Einfacher sei die mediale Bilanz zu ziehen: „Aus ganz Deutschland kamen Anfragen, das Telefon stand nicht still!“ Kommunen aus ganz Deutschland hätten sich für die Initiative interessiert und Material aus Taufkirchen angefordert. „Sogar Journalisten aus Serbien wollten über uns berichten“, erzählt mir Pötke stolz: Zwischenzeitlich hätten das Rathaus der 19.000-Seelen-Gemeinde gar Anfragen in „irgendwelchen unlesbaren Schriften“ erreicht. So überraschend also doch nicht, sich als Stuttgarter auf den Weg gemacht zu haben, um den Bürgermeister des kleinen Taufkirchens zu interviewen, denke ich mir und rücke meine Unterlagen zusammen.

„Freuen tuts mi scho, wenn I grüßt werde“

Der Bürgermeister verabschiedet mich freundlich und rät mir, doch noch das Oktoberfest zu besuchen, wenn ich schon einmal in München sei. Aber so ganz alleine? Da mische ich mich lieber noch ein bißchen unter die Taufkirchener und höre mich um. 

Ob sich im Grußverhalten der Bürger etwas verändert hätte, frage ich einen Jungen nahe des Rathauses, doch der schüttelt nur den Kopf: „Viele Schüler haben diese Buttons tatsächlich getragen – aber ob sie deswegen jetzt öfter grüßen? Ich glaube nicht. „Hallo-Initiative?“ wundert sich eine junge Frau, die gerade ihren Briefkasten leert: „Nie von gehört!“

Eine ältere Dame, die mir einige Meter weiter über den Weg läuft, kann da klarer Stellung beziehen: „Des ist zwoar nen Schmarrn gwesen, des mit diesen Ansteckern: Aber freuen tuts mi scho, wenn I grüßt werde: Des gehört einfach dazu in ner Gemeinde!“ Ähnlich sieht das ein Ehepaar, das am Bahnhof auf die nächste S-Bahn wartet.

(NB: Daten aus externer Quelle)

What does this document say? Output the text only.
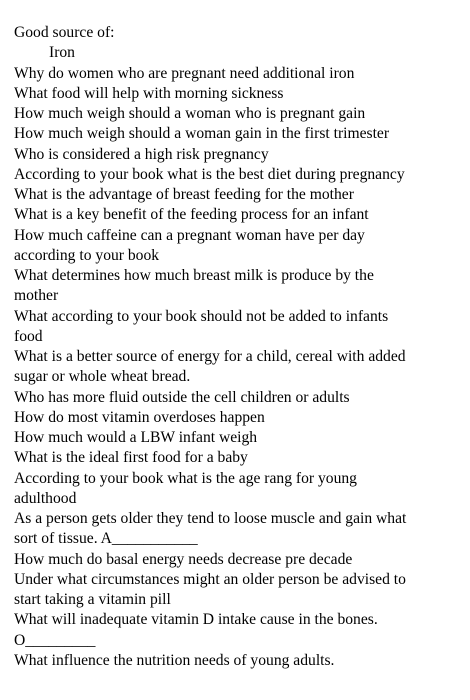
Good source of:
Iron
Why do women who are pregnant need additional iron
What food will help with morning sickness
How much weigh should a woman who is pregnant gain
How much weigh should a woman gain in the first trimester
Who is considered a high risk pregnancy
According to your book what is the best diet during pregnancy
What is the advantage of breast feeding for the mother
What is a key benefit of the feeding process for an infant
How much caffeine can a pregnant woman have per day
according to your book
What determines how much breast milk is produce by the
mother
What according to your book should not be added to infants
food
What is a better source of energy for a child, cereal with added
sugar or whole wheat bread.
Who has more fluid outside the cell children or adults
How do most vitamin overdoses happen
How much would a LBW infant weigh
What is the ideal first food for a baby
According to your book what is the age rang for young
adulthood
As a person gets older they tend to loose muscle and gain what
sort of tissue. A___________
How much do basal energy needs decrease pre decade
Under what circumstances might an older person be advised to
start taking a vitamin pill
What will inadequate vitamin D intake cause in the bones.
O_________
What influence the nutrition needs of young adults.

In Taufkirchen sei „Grußlosigkeit“ aber nie ein Problem gewesen: „Weder bei den Älteren noch bei der Jugend.“ Die Initiative habe trotzdem einen positiven Impuls gesetzt. Da klinkt sich ein junger Mann ein, der dem Gespräch gelauscht hat: „Ich brauche keine Rathausaktion, damit ich meine Nachbarn grüße!“

„Wir sin immerhin nicht in Deutschland hier“

Die Wirtin einer Bahnhofskneipe, wo ich vor der Heimreise noch etwas esse, stört weniger Pötkes Aktion selbst, als die Ausdrucksweise. „Mir soagn in Bayern Griaß God und sonst nichts, da muß dieser Hamburger Pötke nicht meinen, er müßt hier das Hallo einführen!“ Ein „Hallo“ würde sie vielleicht „dem Hund doa“ zuwerfen, der just im Moment hinter seinem Herrchen vorbeispaziert: „Aber keim Mitbürger!“ Die Dame scheint mit ihrer Kritik am zu norddeutschen „Hallo“ nicht alleine zu sein. „Sehen’s amal“, sagt sie und reicht mir einen Aufkleber: „Mia redn Boarisch: Mia san in Bayern und sogn Griaß God!“ steht darauf, gezeichnet von einer Bürgerinitiative namens „Mia redn Boarisch“.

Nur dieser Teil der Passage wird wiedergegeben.